5. I’m in love with the single spread with copy idea. Working with ONE image and ONE solid block of copy for any given day of work. Slowly building the book one spread at a time. In fact, I’m thinking of doing this with projects from here on out.
6. I really like how the digital images printed. This was really my first book using the Fuji XT2. The files printed incredibly well. Both color and black and white. The camera is overkill for everything I do. I’ve got no intention of making 40×60 prints, which I’m sure you could do with this camera, so most of what I do falls well within the realities of this camera. I’m not missing film at all, but for you film lovers just know my life is different now and this camera fits who I am at the moment.
7. Just so you know, all I did was calibrate my monitor, months ago, and kept things like brightness and saturation in mind. I didn’t convert to CMYK. I didn’t use the Blurb profile. I didn’t soft proof. Nope. Didn’t need to. Book and images look spot on. I’m adding this point because I get SO many questions from color geeks who seem to make bookmaking the most complicated endeavor in human history. I get it, color is cool, but it’s not going to make your book interesting. Save the time and energy you spend on pixel by pixel color matching, or whatever it is you are doing, and use that same time to make better images, or write better copy, etc. I will take interesting over perfect any day of the year.
8. This copy of the book will probably be the ONLY copy. Now that I’ve made my images I’ll send this copy to my mother who doesn’t know its coming. This is half the fun. This book will cause complete and total confusion in the Milnor Davidian Compound. My phone will ring minutes after reception. “Daniel.” “Ya.” “Someone sent me a book with you on the cover.” “Ya.” “Who did that?” “No idea.” “But it’s all about us, and you and your father.” “No idea.” “Daniel” “What?” “You know and you just aren’t telling me.” “No idea.” “Daniel.” “Tell me I’m your favorite child and I’ll tell you.” “No.” “Say it!” “Daniel.” Can’t wait to get her going.
9. Very happy I created and including the acrylic drawings of the eclipse. As you know, I’m not a painter. This is all new to me, but fun, and will continue to be a part of what I do, hopefully a larger and larger part. Art is cool. Who knew?
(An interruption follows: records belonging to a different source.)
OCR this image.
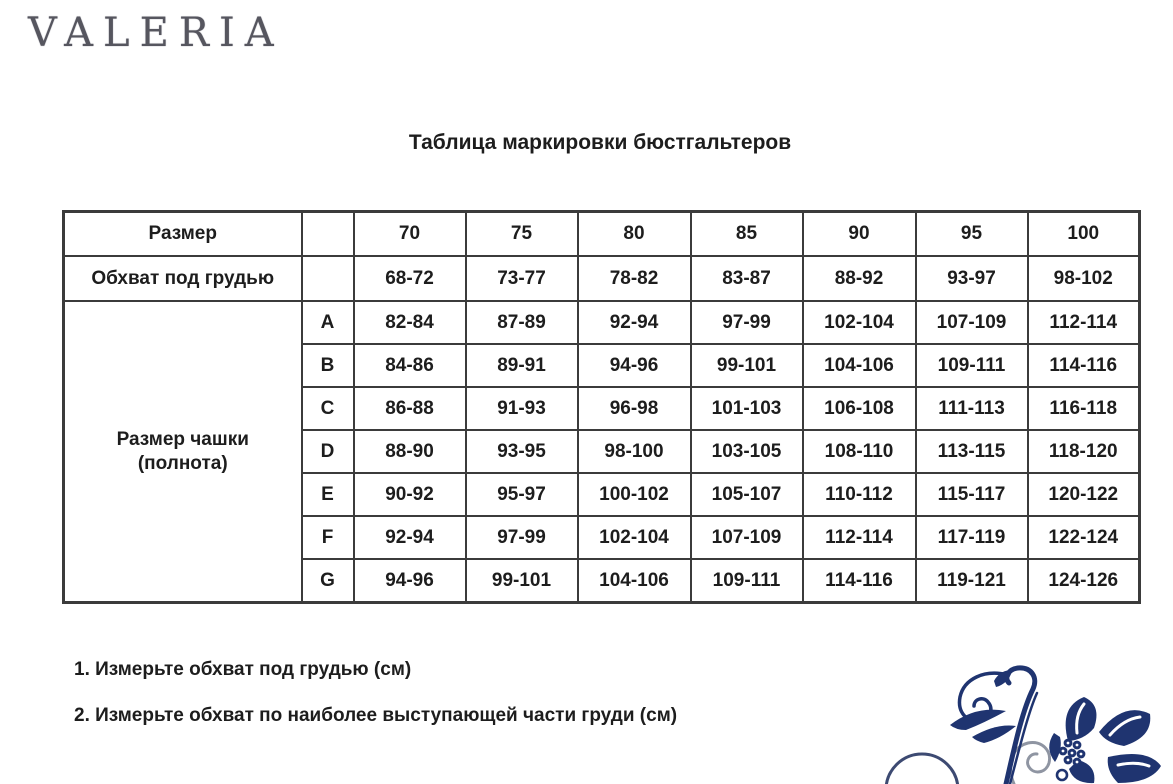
VALERIA
Таблица маркировки бюстгальтеров
Размер		70	75	80	85	90	95	100
Обхват под грудью		68-72	73-77	78-82	83-87	88-92	93-97	98-102

Размер чашки
(полнота)	A	82-84	87-89	92-94	97-99	102-104	107-109	112-114
	B	84-86	89-91	94-96	99-101	104-106	109-111	114-116
	C	86-88	91-93	96-98	101-103	106-108	111-113	116-118
	D	88-90	93-95	98-100	103-105	108-110	113-115	118-120
	E	90-92	95-97	100-102	105-107	110-112	115-117	120-122
	F	92-94	97-99	102-104	107-109	112-114	117-119	122-124
	G	94-96	99-101	104-106	109-111	114-116	119-121	124-126
1. Измерьте обхват под грудью (см)
2. Измерьте обхват по наиболее выступающей части груди (см)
10. I’m done. Did I mention that? I’m already on to the next thing. I feel like if you are a photographer your job in life is to make pictures. Your job is not to stop your life for a year, or two, and marry yourself to a book. This just isn’t going to work in the future unless you are independently wealthy and have nothing but time. Then by all means, but for the rest of us just keep to this plan. Research, design, shoot, edit, sequence, finish design, upload, print MOVE ON. You will be far happier, far nicer to be around and you won’t be asking anyone for anything. This doesn’t mean you make junk, or move so fast you produce a sub par species, but be realistic and spend the bulk of your time making images.